Shrink the shrink wrap with a heat gun (hair dryer if you have to). Cut the excess shrink wrap off.
Assemble the 3D housing with the 6-32 nut and screw, the M2 nut and screw, and thread in the two number 1 screws. By pre-threading the number 1 screws and then removing them, you have set up the necessary threading in the plastic. (again, the screw that appears in front isn’t in a version you will have, please ignore)
Use super glue or epoxy to afix the bearing into the 3D printed housing. It’s a good idea to put the glue on the plastic and then place the assembly in the plastic (this keeps the glue away from the moving parts). Place the Bush Block over the slip ring (there is an orientation to the Brush Block; the side with more length between the side and the brush should face the 3D printed house).
Pull the Brush Block down and screw in place with the two number one screws. Strip the wires that will attach to the Brush Block (for the Miniscope, this will connect to the DAQ). It is easier to start with the ground wire of the coaxial cable. Try to thread it through the holes of the Brush Block at least twice. Then solder it in place. Cut any excess wires to ensure they is no shorting (probably a good time to check for shorts with a DMM). Cover the solders with hot glue.

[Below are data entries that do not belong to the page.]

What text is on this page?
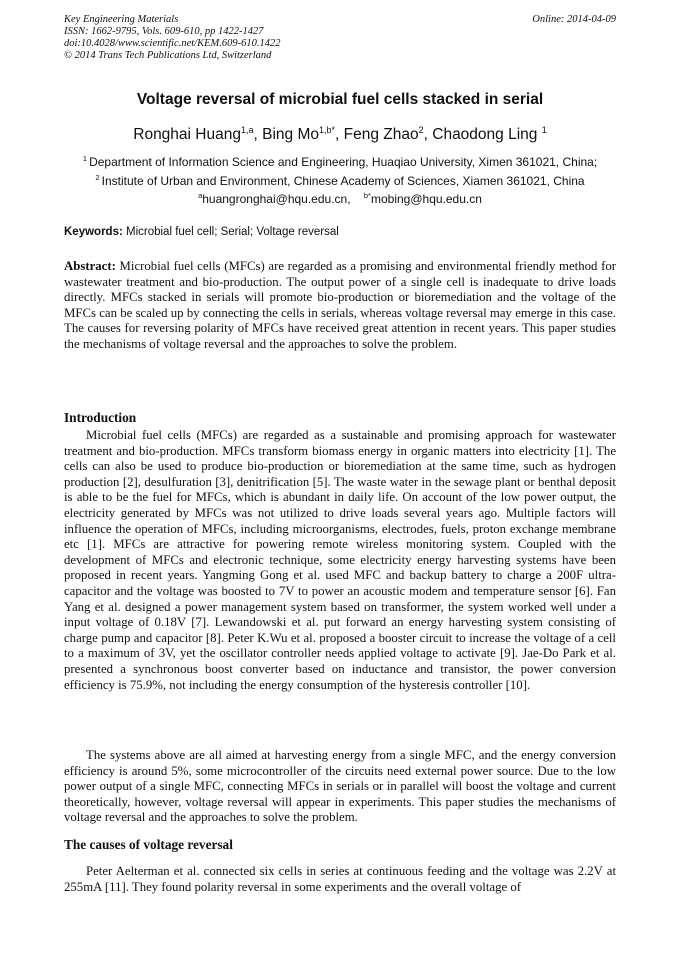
Key Engineering Materials
ISSN: 1662-9795, Vols. 609-610, pp 1422-1427
doi:10.4028/www.scientific.net/KEM.609-610.1422
© 2014 Trans Tech Publications Ltd, Switzerland
Online: 2014-04-09
Voltage reversal of microbial fuel cells stacked in serial
Ronghai Huang$^{1,a}$, Bing $Mo^{1,b*}$, Feng Zhao$^2$, Chaodong Ling $^1$
$^1$ Department of Information Science and Engineering, Huaqiao University, Ximen 361021, China;
$^2$ Institute of Urban and Environment, Chinese Academy of Sciences, Xiamen 361021, China
$^a$huangronghai@hqu.edu.cn, $^{b*}$mobing@hqu.edu.cn
Keywords: Microbial fuel cell; Serial; Voltage reversal
Abstract: Microbial fuel cells (MFCs) are regarded as a promising and environmental friendly method for wastewater treatment and bio-production. The output power of a single cell is inadequate to drive loads directly. MFCs stacked in serials will promote bio-production or bioremediation and the voltage of the MFCs can be scaled up by connecting the cells in serials, whereas voltage reversal may emerge in this case. The causes for reversing polarity of MFCs have received great attention in recent years. This paper studies the mechanisms of voltage reversal and the approaches to solve the problem.
Introduction
Microbial fuel cells (MFCs) are regarded as a sustainable and promising approach for wastewater treatment and bio-production. MFCs transform biomass energy in organic matters into electricity [1]. The cells can also be used to produce bio-production or bioremediation at the same time, such as hydrogen production [2], desulfuration [3], denitrification [5]. The waste water in the sewage plant or benthal deposit is able to be the fuel for MFCs, which is abundant in daily life. On account of the low power output, the electricity generated by MFCs was not utilized to drive loads several years ago. Multiple factors will influence the operation of MFCs, including microorganisms, electrodes, fuels, proton exchange membrane etc [1]. MFCs are attractive for powering remote wireless monitoring system. Coupled with the development of MFCs and electronic technique, some electricity energy harvesting systems have been proposed in recent years. Yangming Gong et al. used MFC and backup battery to charge a 200F ultra-capacitor and the voltage was boosted to 7V to power an acoustic modem and temperature sensor [6]. Fan Yang et al. designed a power management system based on transformer, the system worked well under a input voltage of 0.18V [7]. Lewandowski et al. put forward an energy harvesting system consisting of charge pump and capacitor [8]. Peter K.Wu et al. proposed a booster circuit to increase the voltage of a cell to a maximum of 3V, yet the oscillator controller needs applied voltage to activate [9]. Jae-Do Park et al. presented a synchronous boost converter based on inductance and transistor, the power conversion efficiency is 75.9%, not including the energy consumption of the hysteresis controller [10].
The systems above are all aimed at harvesting energy from a single MFC, and the energy conversion efficiency is around 5%, some microcontroller of the circuits need external power source. Due to the low power output of a single MFC, connecting MFCs in serials or in parallel will boost the voltage and current theoretically, however, voltage reversal will appear in experiments. This paper studies the mechanisms of voltage reversal and the approaches to solve the problem.
The causes of voltage reversal
Peter Aelterman et al. connected six cells in series at continuous feeding and the voltage was 2.2V at 255mA [11]. They found polarity reversal in some experiments and the overall voltage of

Now let’s assemble the wires assembly to the recording device (Miniscope!). Take the break away headers and cut off another set of channels. Strip the wires and wrap around the legs of the headers. Again, it’s easier to start with ground.
Make this assembly more ridged by adding hot glue and shrink wrap. Try to make the wire centered when adding the heat to the shrink wrap. Test electrical connection and for shorts with a DMM. Here is a picture of the assembly outside of the 3D printed housing.
(!) I strongly recommend that you use pliers or something to hold onto each side whenever you connect/disconnect the system(!).
And of course it is critical to now test and verify the orientation of the polarity. After you are sure that you have the orientation correct, you can paint each side of the connector. I used my wife’s nail polish. It’s the perfect crime; she is sure to never read this, and she has little reason to suspect I would steal her nail polish.
Put the Cap over the assembly and screw in place with the Screw, Number 1 Size. This cap is much larger than necessary for the 2 circuit shown, but can immediatly accomidate the larger 10 circuit system suggested.
ONE Core acknowledgement
Please acknowledge the ONE Core facility in your publications. An appropriate wording would be:
“Engineering support was provided by the Optogenetics and Neural Engineering Core at the University of Colorado Anschutz Medical Campus, funded in part by the National Institute of Neurological Disorders and Stroke of the National Institutes of Health under award number P30NS048154.”